Investire con un occhio alla protezione: 15 nuovi Equity Protection quotati sul Sedex

Immagine ravvicinata in bianco e nero di due mani giunte, con le dita intrecciate, su uno sfondo scuro.

BNP Paribas lancia 15 nuovi certificati Equity Protection su titoli azionari europei e italiani. I certificates offrono protezione del capitale al 100% a scadenza e un Effetto Leva fino a 1,6x sulla performance positiva del sottostante, come nel caso di Eni e altri titoli selezionati

In un mondo dominato da incertezze geopolitiche e inflazione in lieve risalita, gli investitori rimangono sulle spine. Proteggere il capitale è quindi l’obiettivo primario. Proprio in una simile situazione, trovare un investimento con una protezione completa, potrebbe liberare gli investitori da ulteriori incertezze. A questo ha pensato Bnp Paribas con la sua ultima emissione di certificati, che comprende 15 Equity Protection su singoli titoli azionari italiani ed europei, con scadenze tra il 23 dicembre 2030 e il 23 dicembre 2031. Questi certificates appartengono alla categoria a capitale protetto, ovvero vantano un fattore di protezione a scadenza pari al 100%. Insomma, indipendentemente dai movimenti del mercato e anche nel caso di un forte ribasso del sottostante, alla data di scadenza l’investitore riceverà almeno l’importo nozionale (100 euro).
Ma non solo, a scadenza gli investitori riceveranno il capitale di partenza aumentato della performance del sottostante, se positiva, con Effetto Leva, che va dall’1 x all’1,6x a differenza del ISIN selezionato. Questo significa che nel caso in cui la performance del sottostante sia migliore rispetto al valore iniziale, allora alla data di scadenza il certificato pagherà 100 euro più un importo commisurato all’effetto leva della performance positiva del sottostante.
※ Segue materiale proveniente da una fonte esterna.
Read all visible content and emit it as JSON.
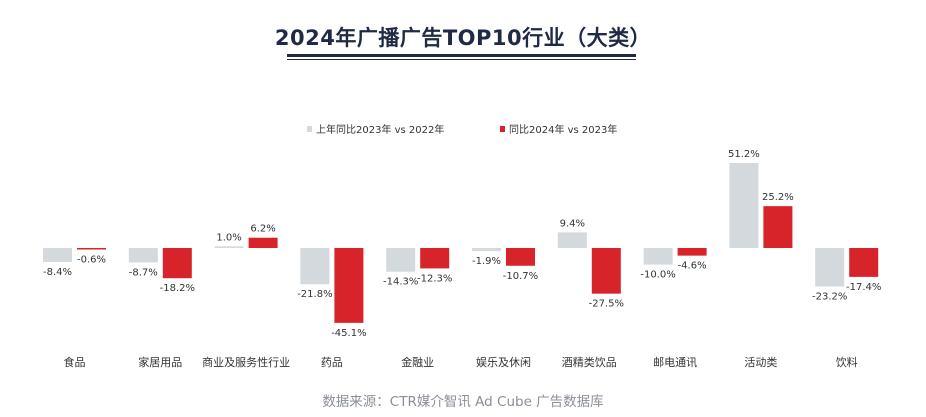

Prendiamo un esempio pratico, ovvero il certificate dedicato a Eni (ISIN: NLBNPIT2BD88), a scadenza, ovvero il 23/12/2031, l’investitore potrà trovarsi di fronte a due possibili scenari:

  • nel caso in cui il sottostante avrà un valore maggiore rispetto a quello iniziale, ovvero maggiore di 13,3200 euro, allora l’investitore otterrà l’intero capitale nominale di investimento, quindi 100 euro, più un importo commisurato a 1,6 volte (Effetto Leva) la performance positiva del sottostante. Ad esempio, qualora la performance di Eni sia pari a 15,3200, ovvero con un incremento del 15% del valore iniziale, il certificate a scadenza pagherà €124 (€ 100 + (15% x 1,6)).
  • invece, nel caso in cui il sottostante avrà un valore inferiore o pari rispetto a quello iniziale, allora a scadenza il certificate pagherà solo l’importo nozionale, pari a 100 euro.

Guardando invece all’intera gamma dei quindici nuovi Equity Protection Certificates, le tematiche spaziano dal settore bancario italiano, con, tra le altre, UniCredit, Intesa Sanpaolo e BPER, ma anche al settore assicurativo con aziende come Axa e Allianz e, chiaramente, un focus sull’energia con Eni ed Enel.

di Matilde Sperlinga

Giornalista, in We Wealth si occupa di mercati, con un focus su geopolitica e venture capital. Laureata in Scienze Politiche e Filosofia presso l’Università Vita-Salute San Raffaele di Milano.

Domande frequenti su Investire con un occhio alla protezione: 15 nuovi Equity Protection quotati sul Sedex

Qual è l'obiettivo principale dei nuovi certificati Equity Protection menzionati nell'articolo?

L'obiettivo primario di questi nuovi certificati è proteggere il capitale degli investitori, specialmente in un contesto di incertezze geopolitiche e inflazione in lieve risalita. Essi mirano a offrire una protezione completa, liberando gli investitori da ulteriori preoccupazioni.

Quale istituzione finanziaria ha emesso questi nuovi certificati Equity Protection?

Bnp Paribas è l'emittente di questa ultima serie di certificati. L'emissione comprende 15 Equity Protection, pensati per rispondere all'esigenza di protezione del capitale.

Quanti nuovi certificati Equity Protection sono stati quotati e su quale mercato?

Sono stati quotati 15 nuovi certificati Equity Protection. Questi strumenti finanziari sono disponibili sul mercato Sedex.

Su quali tipi di titoli azionari si basano i nuovi certificati Equity Protection?

I certificati Equity Protection si basano su singoli titoli azionari italiani ed europei. Questo permette agli investitori di avere esposizione a specifiche azioni con una componente di protezione.

Qual è l'indicazione temporale fornita per le scadenze di questi certificati?

L'articolo indica che le scadenze di questi certificati sono 'tra il 23'. Questo suggerisce che le maturità rientrano in un periodo temporale legato all'anno 2023.